Książek przyszło...15 sztuk... tak.... szaleństwo w moim wykonaniu. 

- Maria Dahvana Headley - Gniazdo
- Christie Golden - World of Warcraft. Arthas. Przebudzenie króla Lisza
- Anthony Doerr - Światło którego nie widać
- Sarah J. Maas - Korona w mroku
- Kate Khan - Zatrzymac gwiazdy
- Soman Chainani - Akademia Dobra i Zła
- Anna Kańtoch - Tajemnica nawiedzonego lasu
- Cynthia Daprix Sweeney - Gniazdo
- Christie Golden - World of Warcraft. Narodziny hordy
- Christie Golden - Assasin's Creed
- Katarzyna Berenika Miszczuk - Obsesja
- Colleen Hoover - It ends with us
-  Najpiękniejsze opowieści. Kubuś i Przyjaciele
- Remigiusz Maciaszek i Michał Wojtas - Cały ten Rock
- Sarah J. Maas - Dwór Skrzydeł i Zguby

Najpopularniejszym postem w grudniu okazało się podsumowanie listopada zaś najmniej interesowała Was recenzja książki Natalii Sońskiej - Zakochaj się, Julio

Gry, gry, gry... moja kolejna miłość na równi z tą książkową... Grudzień zdecydowanie należał do PUBG'a ale również włączałam Perfect World i Bingo Blitz. PUBG jednak pozamiatał i zabrał sporo godzin mojego grudniowego życia, zwłaszcza pod koniec miesiąca.

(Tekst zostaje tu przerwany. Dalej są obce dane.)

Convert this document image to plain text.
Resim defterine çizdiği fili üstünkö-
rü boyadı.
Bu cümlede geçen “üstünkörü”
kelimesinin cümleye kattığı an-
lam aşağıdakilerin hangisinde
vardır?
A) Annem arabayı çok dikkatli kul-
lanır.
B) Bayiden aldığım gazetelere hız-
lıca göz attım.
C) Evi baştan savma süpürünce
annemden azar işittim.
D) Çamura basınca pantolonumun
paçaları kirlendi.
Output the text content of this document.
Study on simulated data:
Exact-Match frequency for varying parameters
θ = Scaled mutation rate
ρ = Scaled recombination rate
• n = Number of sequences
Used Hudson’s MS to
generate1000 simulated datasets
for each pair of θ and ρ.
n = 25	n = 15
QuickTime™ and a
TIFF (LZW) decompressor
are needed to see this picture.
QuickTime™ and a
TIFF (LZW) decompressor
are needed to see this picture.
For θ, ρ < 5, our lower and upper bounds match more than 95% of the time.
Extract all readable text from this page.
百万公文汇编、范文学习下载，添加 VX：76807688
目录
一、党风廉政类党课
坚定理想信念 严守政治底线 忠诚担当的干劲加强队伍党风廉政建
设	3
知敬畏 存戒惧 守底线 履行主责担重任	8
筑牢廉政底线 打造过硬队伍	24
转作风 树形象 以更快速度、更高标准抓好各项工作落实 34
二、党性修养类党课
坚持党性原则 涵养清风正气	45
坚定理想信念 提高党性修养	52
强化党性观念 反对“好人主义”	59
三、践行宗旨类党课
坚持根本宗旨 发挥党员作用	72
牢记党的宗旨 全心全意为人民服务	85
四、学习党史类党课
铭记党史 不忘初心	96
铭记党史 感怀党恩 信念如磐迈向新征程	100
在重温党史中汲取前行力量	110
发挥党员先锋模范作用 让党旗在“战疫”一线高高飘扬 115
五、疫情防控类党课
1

Gry nieodłącznie wiążą się ze strumieniowaniem i tutaj nastąpiły pewne zmiany. Oczywiście był Kycu, był Łosiu, ale jako że panowie wybyli na święta, czas było szukać godnych zastępców. Takim sposobem przesiedziałam kila ładnych godzin u Nitka, dzięki "JaPaczce" częściej zaczęłam odwiedzać NieDaRadka no i spędzałam również czas u Shepard028. Do nich własnie należał mój grudzień! :) 



Ludziska. Discord zaprasza. Wiecie o tym prawda? :P To dobrze :) https://discord.gg/ZfkjT6Y

Co działo się ogólnie w grudniu? Urlop przede wszystkim! 
Ponadto akcja "JaPaczka" organizowana przez ekipę z JaRocka
Dołączenie NieDaRadka do JaRocka

A teraz, czas na podsumowanie roku! A muszę przyznać, że był on ciekawy i pełen przyjemnych rzeczy :)
Ponownie zaczęłam pracować. Ponownie w tej samej firmie, tylko że umowa na nieco dłużej. Ta dorywcza gra o której pisałam na początku 2017 to Perfect World i jak wtedy pisałam o magicznym 100 lvl tak teraz mogę napisać o 101 lvl. Brawo ja :D
Subskrybcji posypało się sporo na Twitchu. Kycu, Łosiu, Nitek, Shepard, NieDaRadek...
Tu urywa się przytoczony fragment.